Selon le rapport, les opposants ont eux aussi « été à l’origine de plusieurs actions violentes ». A Atakpamé, le chef d’un bureau de vote a été « brûlé vif dans sa voiture avec les urnes ». En représailles, une véritable chasse à l’homme a été organisée par les forces de l’ordre. Au moins 18 corps ont été recensés à la morgue. L’ONU reproche aux leaders de l’opposition de n’avoir pas su maîtriser « la violence aveugle perpétrée par leurs militants ». A Lomé, huit Maliens et quatre Nigériens, accusés de soutenir le pouvoir, ont par ailleurs été « lynchés ».

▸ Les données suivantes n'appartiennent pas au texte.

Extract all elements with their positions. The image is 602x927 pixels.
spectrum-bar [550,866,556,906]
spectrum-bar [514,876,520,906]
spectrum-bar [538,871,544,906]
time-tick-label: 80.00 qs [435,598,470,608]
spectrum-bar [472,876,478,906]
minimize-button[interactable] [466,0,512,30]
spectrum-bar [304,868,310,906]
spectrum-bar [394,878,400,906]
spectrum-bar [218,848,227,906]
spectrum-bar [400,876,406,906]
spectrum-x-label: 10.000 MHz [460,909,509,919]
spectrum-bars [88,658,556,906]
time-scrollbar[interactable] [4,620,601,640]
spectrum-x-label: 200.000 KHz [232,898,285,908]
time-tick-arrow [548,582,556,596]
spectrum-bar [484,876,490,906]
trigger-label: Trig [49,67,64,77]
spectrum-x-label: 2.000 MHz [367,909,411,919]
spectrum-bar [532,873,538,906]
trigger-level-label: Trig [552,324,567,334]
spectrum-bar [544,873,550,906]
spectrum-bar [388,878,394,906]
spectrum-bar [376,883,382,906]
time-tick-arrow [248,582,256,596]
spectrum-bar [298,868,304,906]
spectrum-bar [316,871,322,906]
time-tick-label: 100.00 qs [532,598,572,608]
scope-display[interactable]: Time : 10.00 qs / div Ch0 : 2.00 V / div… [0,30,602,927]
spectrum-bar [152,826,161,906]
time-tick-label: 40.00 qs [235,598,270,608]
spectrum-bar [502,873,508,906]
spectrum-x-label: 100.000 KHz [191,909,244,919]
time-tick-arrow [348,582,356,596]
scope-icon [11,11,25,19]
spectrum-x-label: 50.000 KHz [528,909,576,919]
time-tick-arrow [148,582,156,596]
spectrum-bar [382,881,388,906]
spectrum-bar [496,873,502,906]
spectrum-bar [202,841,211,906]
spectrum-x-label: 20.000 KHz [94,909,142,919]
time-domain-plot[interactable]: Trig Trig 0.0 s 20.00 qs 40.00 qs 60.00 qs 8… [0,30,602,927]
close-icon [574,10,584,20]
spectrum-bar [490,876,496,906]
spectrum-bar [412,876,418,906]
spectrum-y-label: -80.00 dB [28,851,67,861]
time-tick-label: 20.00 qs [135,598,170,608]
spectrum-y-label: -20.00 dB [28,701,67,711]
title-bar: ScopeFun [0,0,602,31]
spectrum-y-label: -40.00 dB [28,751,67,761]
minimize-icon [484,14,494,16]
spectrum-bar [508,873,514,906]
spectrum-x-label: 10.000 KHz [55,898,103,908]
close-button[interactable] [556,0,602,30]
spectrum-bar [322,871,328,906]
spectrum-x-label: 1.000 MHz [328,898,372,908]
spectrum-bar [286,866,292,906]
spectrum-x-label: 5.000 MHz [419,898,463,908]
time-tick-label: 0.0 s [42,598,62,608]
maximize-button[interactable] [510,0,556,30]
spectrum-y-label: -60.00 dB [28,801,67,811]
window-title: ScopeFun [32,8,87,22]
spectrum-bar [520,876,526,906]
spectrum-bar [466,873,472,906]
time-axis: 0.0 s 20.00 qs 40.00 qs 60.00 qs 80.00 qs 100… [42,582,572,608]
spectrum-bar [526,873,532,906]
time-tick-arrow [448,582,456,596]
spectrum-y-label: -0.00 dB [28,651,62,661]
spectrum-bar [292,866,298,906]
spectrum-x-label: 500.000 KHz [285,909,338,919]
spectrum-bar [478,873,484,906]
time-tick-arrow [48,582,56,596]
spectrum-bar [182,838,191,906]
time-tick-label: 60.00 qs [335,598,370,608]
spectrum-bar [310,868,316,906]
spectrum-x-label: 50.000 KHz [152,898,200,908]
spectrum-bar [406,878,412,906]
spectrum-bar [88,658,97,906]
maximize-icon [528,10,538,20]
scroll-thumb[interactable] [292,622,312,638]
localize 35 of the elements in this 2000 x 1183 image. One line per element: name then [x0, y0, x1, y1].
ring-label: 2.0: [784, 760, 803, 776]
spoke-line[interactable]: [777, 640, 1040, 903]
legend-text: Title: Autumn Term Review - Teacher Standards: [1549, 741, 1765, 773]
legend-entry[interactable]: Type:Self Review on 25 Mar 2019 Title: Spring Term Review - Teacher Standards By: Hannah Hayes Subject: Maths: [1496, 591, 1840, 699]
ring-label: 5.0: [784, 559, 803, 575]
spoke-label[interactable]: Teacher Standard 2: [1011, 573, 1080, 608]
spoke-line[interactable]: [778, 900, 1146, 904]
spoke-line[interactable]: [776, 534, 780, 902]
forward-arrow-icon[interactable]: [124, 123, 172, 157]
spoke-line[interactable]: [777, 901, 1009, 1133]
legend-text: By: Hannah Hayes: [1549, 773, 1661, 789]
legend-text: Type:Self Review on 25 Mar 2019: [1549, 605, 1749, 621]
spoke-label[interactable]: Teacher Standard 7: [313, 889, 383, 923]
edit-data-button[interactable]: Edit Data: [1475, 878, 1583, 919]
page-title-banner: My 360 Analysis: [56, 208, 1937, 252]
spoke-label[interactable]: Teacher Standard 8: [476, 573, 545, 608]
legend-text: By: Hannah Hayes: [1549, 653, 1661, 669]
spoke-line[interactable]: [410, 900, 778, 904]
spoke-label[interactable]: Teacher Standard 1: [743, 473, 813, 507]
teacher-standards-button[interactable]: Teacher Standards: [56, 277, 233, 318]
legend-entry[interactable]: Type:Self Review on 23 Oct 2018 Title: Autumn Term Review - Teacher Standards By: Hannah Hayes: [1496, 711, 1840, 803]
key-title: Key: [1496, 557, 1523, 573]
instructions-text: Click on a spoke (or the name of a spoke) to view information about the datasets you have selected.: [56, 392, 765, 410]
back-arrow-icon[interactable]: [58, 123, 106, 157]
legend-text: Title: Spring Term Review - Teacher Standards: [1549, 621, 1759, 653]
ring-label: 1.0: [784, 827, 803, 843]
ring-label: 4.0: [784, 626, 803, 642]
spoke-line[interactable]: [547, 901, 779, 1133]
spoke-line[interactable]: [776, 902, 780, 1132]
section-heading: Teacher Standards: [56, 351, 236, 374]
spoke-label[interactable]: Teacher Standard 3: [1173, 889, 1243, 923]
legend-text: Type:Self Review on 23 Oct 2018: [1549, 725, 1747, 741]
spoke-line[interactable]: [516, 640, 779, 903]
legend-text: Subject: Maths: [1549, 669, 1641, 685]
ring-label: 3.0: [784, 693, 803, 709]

Alors qu’environ 40 000 Togolais sont toujours réfugiés au Ghana et au Bénin, l’impasse politique est totale à Lomé. Les principaux partis d’opposition refusent d’entrer dans un gouvernement d’union nationale, arguant qu’aucune poursuite judiciaire n’a été engagée au sein des forces de l’ordre. Au moment où des rumeurs persistantes font état d’achats d’armes dans les camps de réfugiés, l’ONU dit aujourd’hui redouter « une déstablisation de la sous-région et une instabilité profonde et durable au Togo ».